Thursday, December 28, 2017

When Life Gets Broken

Thursday, December 28, 2017
This is what the Lord says:  “A cry is heard in Ramah—deep anguish and bitter weeping.  Rachel weeps for her children, refusing to be comforted—for her children are gone.”  But now this is what the Lord says:  “Do not weep any longer, for I will reward you,” says the Lord.  “Your children will come back to you from the distant land of the enemy.  There is hope for your future,” says the Lord.  “Your children will come again to their own land.  Jeremiah 31:15-17(NLT)
Herod was furious when he realized that the wise men had outwitted him.  He sent soldiers to kill all the boys in and around Bethlehem who were two years old and under, based on the wise men’s report of the star’s first appearance.  Herod’s brutal action fulfilled what God had spoken through the prophet Jeremiah:  “A cry was heard in Ramah—weeping and great mourning.  Rachel weeps for her children, refusing to be comforted, for they are dead.”  Matthew 2:16-18(NLT)
Through Jeremiah God foretold the wickedness of King Herod trying to eliminate the threat of a child who might grow up to replace him.  In one monstrous, terrifying night of genocide he had all the male children less than two years old killed.  A night of weeping is bad; a generation of sadness of that magnitude is life broken beyond measure.

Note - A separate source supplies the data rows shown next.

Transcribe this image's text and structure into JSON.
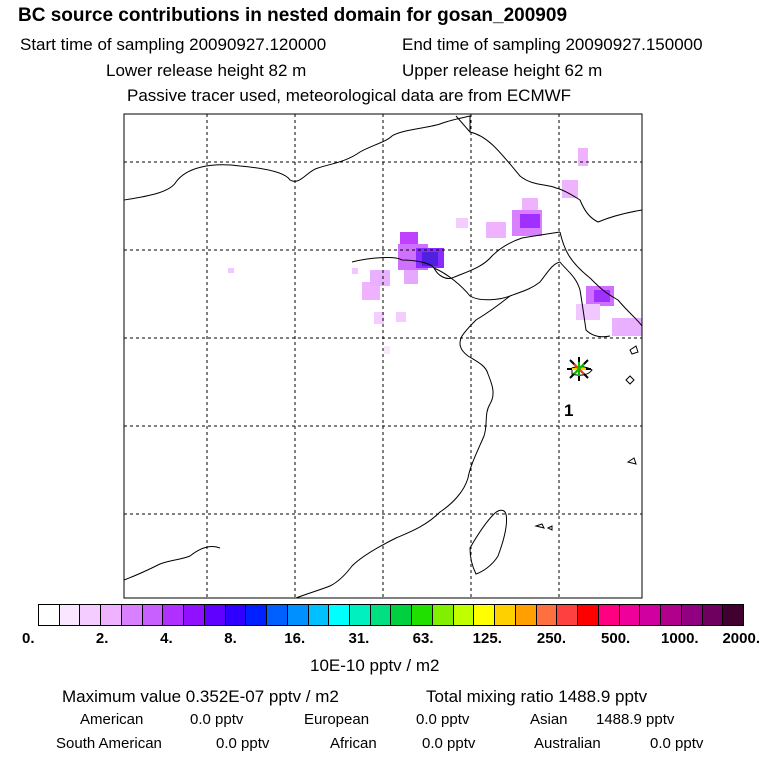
{
  "title": "BC  source contributions in nested domain for gosan_200909",
  "header": {
    "start": "Start time of sampling 20090927.120000",
    "end": "End time of sampling 20090927.150000",
    "lower": "Lower release height   82 m",
    "upper": "Upper release height   62 m",
    "info": "Passive tracer used, meteorological data are from ECMWF"
  },
  "map": {
    "station_label": "1",
    "station_icon": "star-burst-icon",
    "plume_colors": [
      "#f0c8ff",
      "#e080ff",
      "#c040ff",
      "#8000ff",
      "#4020e0"
    ]
  },
  "colorbar": {
    "colors": [
      "#ffffff",
      "#fbe6ff",
      "#f5ccff",
      "#efb2ff",
      "#d880ff",
      "#c860ff",
      "#b030ff",
      "#9010ff",
      "#6000ff",
      "#3000ff",
      "#0020ff",
      "#0060ff",
      "#0090ff",
      "#00c0ff",
      "#00ffff",
      "#00f0c0",
      "#00e080",
      "#00d040",
      "#20e000",
      "#80f000",
      "#c0ff00",
      "#ffff00",
      "#ffd000",
      "#ffa000",
      "#ff7040",
      "#ff4040",
      "#ff0000",
      "#ff0080",
      "#f0009a",
      "#d000a0",
      "#b0008c",
      "#900080",
      "#700060",
      "#400030"
    ],
    "ticks": [
      "0.",
      "2.",
      "4.",
      "8.",
      "16.",
      "31.",
      "63.",
      "125.",
      "250.",
      "500.",
      "1000.",
      "2000."
    ],
    "units": "10E-10 pptv / m2"
  },
  "stats": {
    "max": "Maximum value  0.352E-07 pptv / m2",
    "total": "Total mixing ratio      1488.9 pptv",
    "american_label": "American",
    "american_val": "0.0 pptv",
    "european_label": "European",
    "european_val": "0.0 pptv",
    "asian_label": "Asian",
    "asian_val": "1488.9 pptv",
    "samerican_label": "South American",
    "samerican_val": "0.0 pptv",
    "african_label": "African",
    "african_val": "0.0 pptv",
    "australian_label": "Australian",
    "australian_val": "0.0 pptv"
  }
}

I have been (too often) with a group of people gripped by sadness over one of life’s twists – a child’s death, or a loved spouse taken too soon...news of tragedy from a distance where no hug is possible.  And we have heard these words offered as a sincere, well-meaning attempt to make sense of the darkness:  God won’t put any more on you than you can bear.

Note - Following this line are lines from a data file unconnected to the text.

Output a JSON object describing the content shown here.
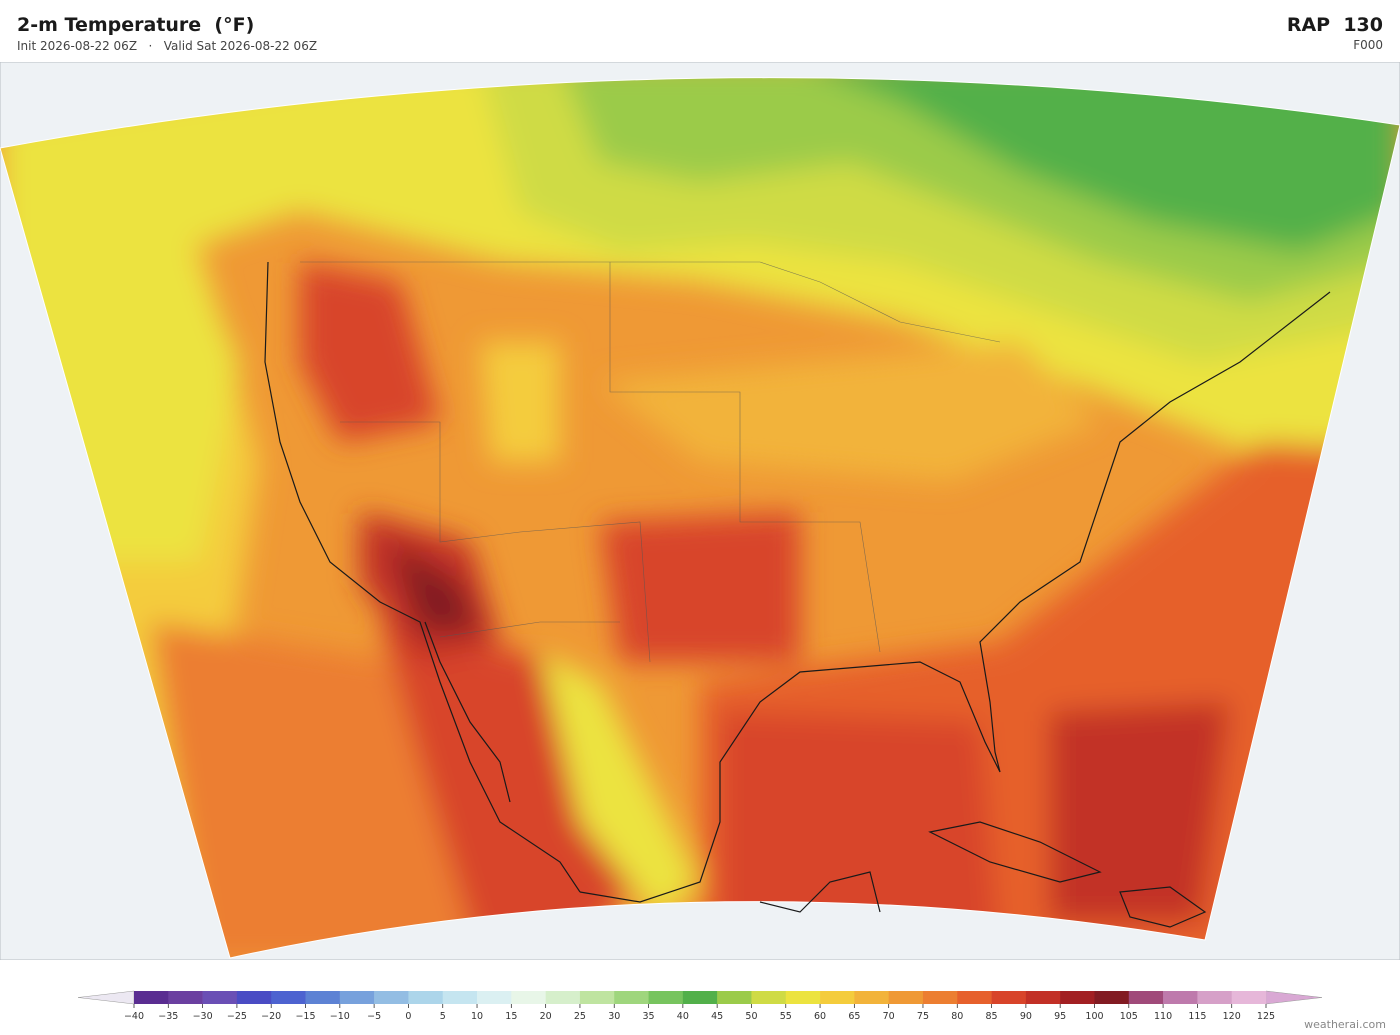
{
  "header": {
    "title": "2-m Temperature  (°F)",
    "init": "Init 2026-08-22 06Z",
    "separator": "·",
    "valid": "Valid Sat 2026-08-22 06Z",
    "model": "RAP  130",
    "forecast_hour": "F000"
  },
  "colorbar": {
    "ticks": [
      {
        "value": -40,
        "label": "−40"
      },
      {
        "value": -35,
        "label": "−35"
      },
      {
        "value": -30,
        "label": "−30"
      },
      {
        "value": -25,
        "label": "−25"
      },
      {
        "value": -20,
        "label": "−20"
      },
      {
        "value": -15,
        "label": "−15"
      },
      {
        "value": -10,
        "label": "−10"
      },
      {
        "value": -5,
        "label": "−5"
      },
      0,
      5,
      10,
      15,
      20,
      25,
      30,
      35,
      40,
      45,
      50,
      55,
      60,
      65,
      70,
      75,
      80,
      85,
      90,
      95,
      100,
      105,
      110,
      115,
      120,
      125
    ],
    "colors": [
      "#5a2d91",
      "#6b3fa0",
      "#6a4fb5",
      "#4a4cc4",
      "#4d63d0",
      "#5d82d4",
      "#77a1dc",
      "#93bde3",
      "#acd5ea",
      "#c5e5f0",
      "#dbf0f2",
      "#e8f6e8",
      "#d6efcb",
      "#bfe4a0",
      "#9fd67d",
      "#77c45e",
      "#52b04a",
      "#9bcb4a",
      "#cfdb45",
      "#ece33f",
      "#f4cc3c",
      "#f2b33a",
      "#ef9935",
      "#ec7e31",
      "#e6602c",
      "#d8442a",
      "#c23026",
      "#a21f22",
      "#821b22",
      "#a04a7a",
      "#be7aac",
      "#d6a0c8",
      "#e6b7d9"
    ],
    "under_color": "#ece8f2",
    "over_color": "#d9a8d4"
  },
  "watermark": "weatherai.com"
}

I have an idea that if you offered that to the mothers of Ramah that night it would have brought little comfort.  Their pain was too deep; a clichéd you can do this is just too hollow and shallow…just not enough.  Somehow philosophical or theological whistling in the dark just cannot blunt the pain of loss beyond imagination. 
Telling someone she is strong enough to bear the unbearable, because God has given her faith, is not comforting – it merely lays another burden on an already broken life.  And it is that life, grappling with the loss over the following weeks, months, perhaps decades, which will learn to receive the comfort we long-for, but can’t imagine, exists.  As with cooking a meal, stirring a pot faster doesn’t get supper on the table any sooner.  Pain takes time to simmer.

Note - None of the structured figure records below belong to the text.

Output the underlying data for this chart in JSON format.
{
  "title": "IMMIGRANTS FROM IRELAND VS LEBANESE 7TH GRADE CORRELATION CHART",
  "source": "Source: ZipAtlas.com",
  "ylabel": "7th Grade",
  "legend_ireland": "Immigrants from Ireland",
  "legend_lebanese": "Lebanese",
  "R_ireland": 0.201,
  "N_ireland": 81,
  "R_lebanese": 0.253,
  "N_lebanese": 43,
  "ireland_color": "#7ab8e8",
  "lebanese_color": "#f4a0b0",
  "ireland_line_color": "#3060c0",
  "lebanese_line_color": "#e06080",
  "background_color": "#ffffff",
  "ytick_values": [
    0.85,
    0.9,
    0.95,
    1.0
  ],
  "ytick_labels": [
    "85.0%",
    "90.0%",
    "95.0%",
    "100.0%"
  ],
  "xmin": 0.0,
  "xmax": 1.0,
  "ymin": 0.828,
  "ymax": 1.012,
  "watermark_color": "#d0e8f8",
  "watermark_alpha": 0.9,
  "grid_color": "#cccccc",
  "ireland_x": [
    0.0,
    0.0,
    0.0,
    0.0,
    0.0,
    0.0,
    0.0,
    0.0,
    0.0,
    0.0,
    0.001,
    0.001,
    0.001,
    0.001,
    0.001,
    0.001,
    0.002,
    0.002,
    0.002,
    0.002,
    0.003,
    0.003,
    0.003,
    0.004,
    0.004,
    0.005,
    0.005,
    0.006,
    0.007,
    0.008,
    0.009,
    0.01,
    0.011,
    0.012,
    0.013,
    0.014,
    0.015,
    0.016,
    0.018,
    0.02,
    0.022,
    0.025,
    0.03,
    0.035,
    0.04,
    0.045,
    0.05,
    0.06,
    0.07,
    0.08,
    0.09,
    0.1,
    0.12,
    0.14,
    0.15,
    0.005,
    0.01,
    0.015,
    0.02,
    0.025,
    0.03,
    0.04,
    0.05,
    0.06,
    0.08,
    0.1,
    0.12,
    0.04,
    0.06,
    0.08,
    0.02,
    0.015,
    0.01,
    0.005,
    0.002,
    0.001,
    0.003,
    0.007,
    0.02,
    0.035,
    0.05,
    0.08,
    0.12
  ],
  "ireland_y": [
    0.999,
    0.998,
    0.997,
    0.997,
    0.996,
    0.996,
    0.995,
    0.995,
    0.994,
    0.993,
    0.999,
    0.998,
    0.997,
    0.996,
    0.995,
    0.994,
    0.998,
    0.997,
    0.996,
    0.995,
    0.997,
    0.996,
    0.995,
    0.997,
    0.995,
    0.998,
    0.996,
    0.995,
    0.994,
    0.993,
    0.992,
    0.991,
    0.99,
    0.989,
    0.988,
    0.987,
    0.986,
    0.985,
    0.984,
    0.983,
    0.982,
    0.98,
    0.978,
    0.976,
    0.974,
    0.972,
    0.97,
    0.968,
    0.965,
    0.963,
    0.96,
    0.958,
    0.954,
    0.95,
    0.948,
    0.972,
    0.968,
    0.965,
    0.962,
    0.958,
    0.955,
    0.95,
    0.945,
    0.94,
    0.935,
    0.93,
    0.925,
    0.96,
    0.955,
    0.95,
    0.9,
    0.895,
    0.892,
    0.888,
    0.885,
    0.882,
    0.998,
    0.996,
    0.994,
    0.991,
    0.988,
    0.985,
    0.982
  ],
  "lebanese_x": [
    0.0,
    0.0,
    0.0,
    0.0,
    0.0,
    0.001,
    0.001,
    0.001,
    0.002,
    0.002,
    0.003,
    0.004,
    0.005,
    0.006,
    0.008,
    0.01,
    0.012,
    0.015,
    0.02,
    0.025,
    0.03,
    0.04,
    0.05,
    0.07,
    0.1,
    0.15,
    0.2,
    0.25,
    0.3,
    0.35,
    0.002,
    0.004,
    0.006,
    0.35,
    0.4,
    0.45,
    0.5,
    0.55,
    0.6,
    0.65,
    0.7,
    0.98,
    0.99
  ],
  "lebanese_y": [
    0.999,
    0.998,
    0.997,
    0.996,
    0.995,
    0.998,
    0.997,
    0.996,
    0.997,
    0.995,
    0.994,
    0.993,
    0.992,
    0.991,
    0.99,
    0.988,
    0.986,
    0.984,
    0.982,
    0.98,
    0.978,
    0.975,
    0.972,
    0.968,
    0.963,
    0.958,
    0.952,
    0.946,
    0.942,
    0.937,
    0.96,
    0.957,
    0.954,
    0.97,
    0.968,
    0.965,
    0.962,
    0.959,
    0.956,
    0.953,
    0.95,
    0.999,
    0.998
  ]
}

A word to the wise:  If you would be a caregiver, let it simmer; just be there to hold whatever needs holding.

For You Today

Today I’d like for Dr. Mitch Chase to have the last word:
Trials come in all shapes and sizes, but they don’t come to show how much we can take or how we have it all together.  Overwhelming suffering will come our way because we live in a broken world with broken people.  And when it comes, let’s be clear ahead of time that we don’t have what it takes.  God will give us more than we can handle—but not more than he can.[2]
You chew on that as you hit the Rocky Road…have a blessed day!